The correlation is there, but how it comes about is not clear. Perhaps people who are concerned about social issues and inequalities are just people who are concerned about social issues and inequalities - whether it is gender inequality in this country or ecological inequality between the world's North and South.
However important feminism turns out to be in explaining the gender differential in the developed world, it is certain that women are more vulnerable to the effects of climate change, according the UN. The Women's Environmental Network (WEN) have also produced a report on gender and climate change describing that women are more likely to live in poverty, globally, so are more likely to bear the brunt of environmental destruction. The report finds:
"[W]omen are more likely than men to
- die in climate change-related disasters, and suffer from increased workload, loss of income, health problems, and violence and harassment in the aftermath of such events;
- be displaced, or encounter problems when other (usually male) family members migrate for economic reasons;
- experience increased burden of water and fuel collection, and resulting health problems, due to increased incidence of drought or other changes in climate;
- feel the effects of rising food prices most acutely, and be the first to suffer during food shortages;
- suffer exacerbated health inequalities;
- suffer from violence, including sexual violence, in resource conflicts;
- be expected to, and need to, adapt to the effects of climate change, increasing their workload;
- suffer as a result of intended solutions to the problem of climate change, such as forestry projects and biofuel production."
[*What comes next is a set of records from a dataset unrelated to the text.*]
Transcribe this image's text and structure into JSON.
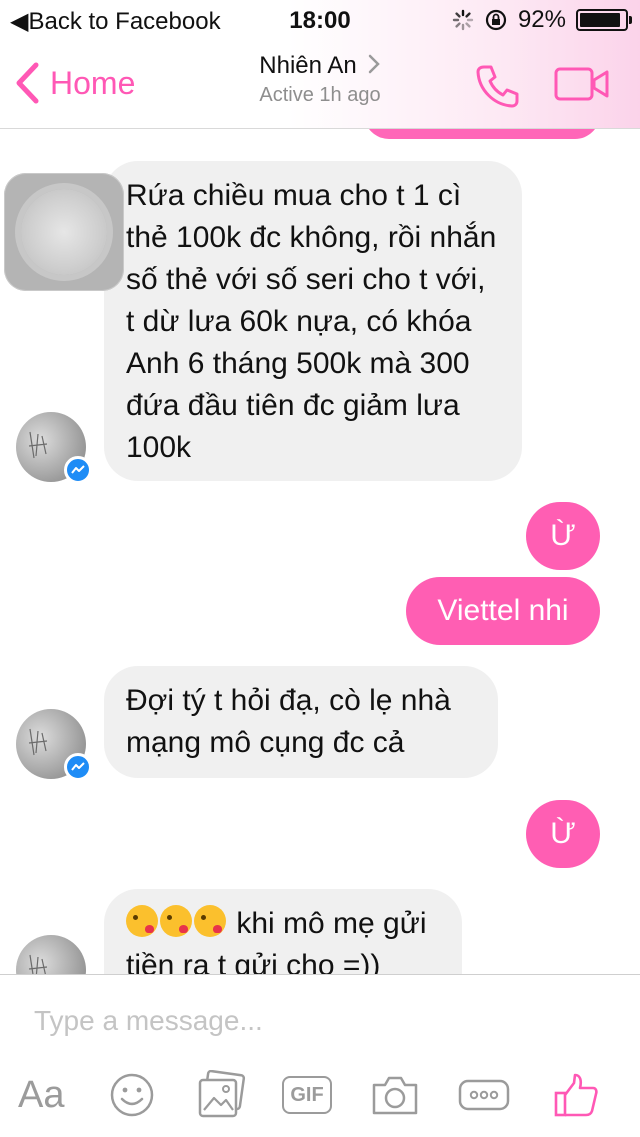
{
  "status_bar": {
    "back_label": "Back to Facebook",
    "time": "18:00",
    "battery_percent": "92%",
    "battery_level": 0.92
  },
  "nav": {
    "back_label": "Home",
    "contact_name": "Nhiên An",
    "presence": "Active 1h ago"
  },
  "messages": [
    {
      "sender": "contact",
      "text": "Rứa chiều mua cho t 1 cì thẻ 100k đc không, rồi nhắn số thẻ với số seri cho t với, t dừ lưa 60k nựa, có khóa Anh 6 tháng 500k mà 300 đứa đầu tiên đc giảm lưa 100k"
    },
    {
      "sender": "me",
      "text": "Ừ"
    },
    {
      "sender": "me",
      "text": "Viettel nhi"
    },
    {
      "sender": "contact",
      "text": "Đợi tý t hỏi đạ, cò lẹ nhà mạng mô cụng đc cả"
    },
    {
      "sender": "me",
      "text": "Ừ"
    },
    {
      "sender": "contact",
      "emoji": [
        "kissing-heart-emoji",
        "kissing-heart-emoji",
        "kissing-heart-emoji"
      ],
      "text": "khi mô mẹ gửi tiền ra t gửi cho =))"
    }
  ],
  "composer": {
    "placeholder": "Type a message...",
    "aa_label": "Aa",
    "gif_label": "GIF"
  },
  "colors": {
    "accent": "#ff58b5",
    "outgoing_bubble": "#ff5eb3",
    "incoming_bubble": "#f0f0f0",
    "messenger_badge": "#1e8cf6"
  }
}
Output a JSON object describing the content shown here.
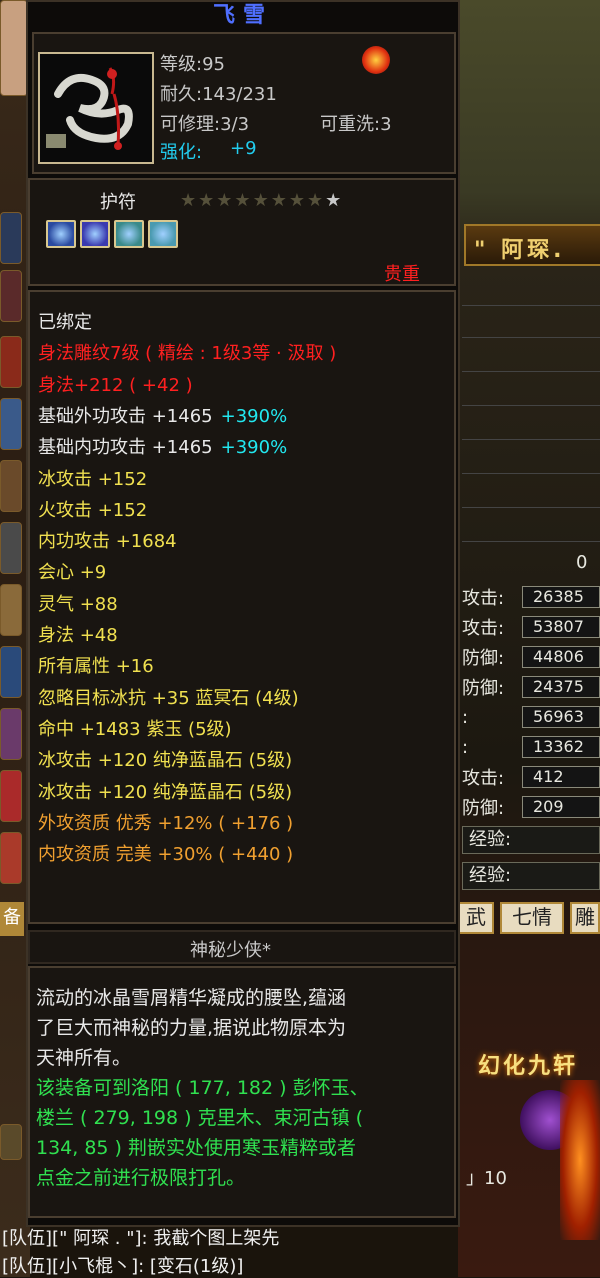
{
  "background": {
    "banner": "\" 阿琛.",
    "blank_value": "0",
    "stats": [
      {
        "label": "攻击:",
        "value": "26385"
      },
      {
        "label": "攻击:",
        "value": "53807"
      },
      {
        "label": "防御:",
        "value": "44806"
      },
      {
        "label": "防御:",
        "value": "24375"
      },
      {
        "label": ":",
        "value": "56963"
      },
      {
        "label": ":",
        "value": "13362"
      },
      {
        "label": "攻击:",
        "value": "412"
      },
      {
        "label": "防御:",
        "value": "209"
      }
    ],
    "exp_rows": [
      "经验:",
      "经验:"
    ],
    "tabs": [
      "武",
      "七情",
      "雕"
    ],
    "glow_text": "幻化九轩",
    "side_badge": "备",
    "counter": "」10",
    "chat": [
      "[队伍][\" 阿琛 . \"]: 我截个图上架先",
      "[队伍][小飞棍丶]: [变石(1级)]"
    ]
  },
  "tooltip": {
    "title": "飞雪",
    "level": "等级:95",
    "durability": "耐久:143/231",
    "repairable": "可修理:3/3",
    "rewashable": "可重洗:3",
    "enhance_label": "强化:",
    "enhance_value": "+9",
    "type": "护符",
    "stars_total": 9,
    "stars_lit": 1,
    "rarity": "贵重",
    "gem_colors": [
      "#2a4aa0",
      "#3a3ab0",
      "#3a8a8a",
      "#4a9ab0"
    ],
    "lines": [
      {
        "text": "已绑定",
        "color": "white"
      },
      {
        "text": "身法雕纹7级 ( 精绘 : 1级3等 · 汲取 )",
        "color": "red"
      },
      {
        "text": "身法+212 ( +42 )",
        "color": "red"
      },
      {
        "text": "基础外功攻击 +1465",
        "extra": "+390%",
        "color": "white"
      },
      {
        "text": "基础内功攻击 +1465",
        "extra": "+390%",
        "color": "white"
      },
      {
        "text": "冰攻击 +152",
        "color": "yellow"
      },
      {
        "text": "火攻击 +152",
        "color": "yellow"
      },
      {
        "text": "内功攻击 +1684",
        "color": "yellow"
      },
      {
        "text": "会心 +9",
        "color": "yellow"
      },
      {
        "text": "灵气 +88",
        "color": "yellow"
      },
      {
        "text": "身法 +48",
        "color": "yellow"
      },
      {
        "text": "所有属性 +16",
        "color": "yellow"
      },
      {
        "text": "忽略目标冰抗 +35 蓝冥石 (4级)",
        "color": "yellow"
      },
      {
        "text": "命中 +1483 紫玉 (5级)",
        "color": "yellow"
      },
      {
        "text": "冰攻击 +120 纯净蓝晶石 (5级)",
        "color": "yellow"
      },
      {
        "text": "冰攻击 +120 纯净蓝晶石 (5级)",
        "color": "yellow"
      },
      {
        "text": "外攻资质  优秀 +12% ( +176 )",
        "color": "orange"
      },
      {
        "text": "内攻资质  完美 +30% ( +440 )",
        "color": "orange"
      }
    ],
    "maker": "神秘少侠*",
    "description": [
      "流动的冰晶雪屑精华凝成的腰坠,蕴涵",
      "了巨大而神秘的力量,据说此物原本为",
      "天神所有。"
    ],
    "hint": [
      "该装备可到洛阳 ( 177, 182 ) 彭怀玉、",
      "楼兰 ( 279, 198 ) 克里木、束河古镇 (",
      "134, 85 ) 荆嵌实处使用寒玉精粹或者",
      "点金之前进行极限打孔。"
    ]
  }
}
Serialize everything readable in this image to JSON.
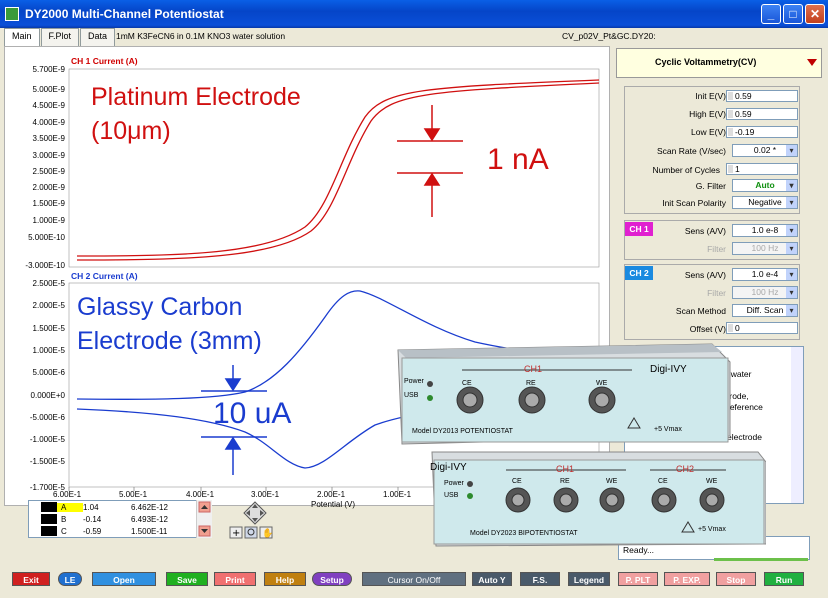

The WEN report also highlights research that women are more focused on behavioural rather than technological solutions compared to men. I wonder if this is because of social constructs around gender, such as that women are no good at engineering or that men are less empathetic? The Women's Engineering Society, and I'm sure plenty of men, would have something to say about that.
Workshops on gender and climate change run jointly by WEN with UK Feminista are "oversubscribed", the WEN comms officer tells me - another indicator that feminists are heavily into the environment.
Whether you are a woman, man or an intersex or transgender person, anyone can be a feminist, and anyone can follow join the very lively women-led movement to act on the environment - whether it is joining protests, getting informed or lobbying your MP. Go forth and be unreasonable!
Refs:
*The effects of gender on climate change knowledge and concern in the American public, Aaron M. McCright, POPULATION & ENVIRONMENT, Volume 32, Number 1, 66-87, DOI: 10.1007/s11111-010-0113-1
**Tracking the Elusive Green Women: Sex, Environmentalism, and Feminism in the United States and Europ, Mark Somm, Sue Tolleson-Rinehart, Political Research Quarterly March 1997 vol. 50 no. 1 153-169, doi: 10.1177/106591299705000108
Not sure if I am getting your point, but the thesis that it is feminists that will save the world sounds somewhat odd to me. I understand that this piece is empirical (people who think of themselves as feminists often turn out to be concerned about the environment too), but I wonder if there isn't a third variable involved here: 'generally concerned about societal problems'.
ReplyDeleteBecause (certainly second-wave) feminism is characterized by a move away from traditionally feminine values, and because I see the solution for the current environmental problems in a return to these values, I find it hard to directly see feminism as a solution for these problems.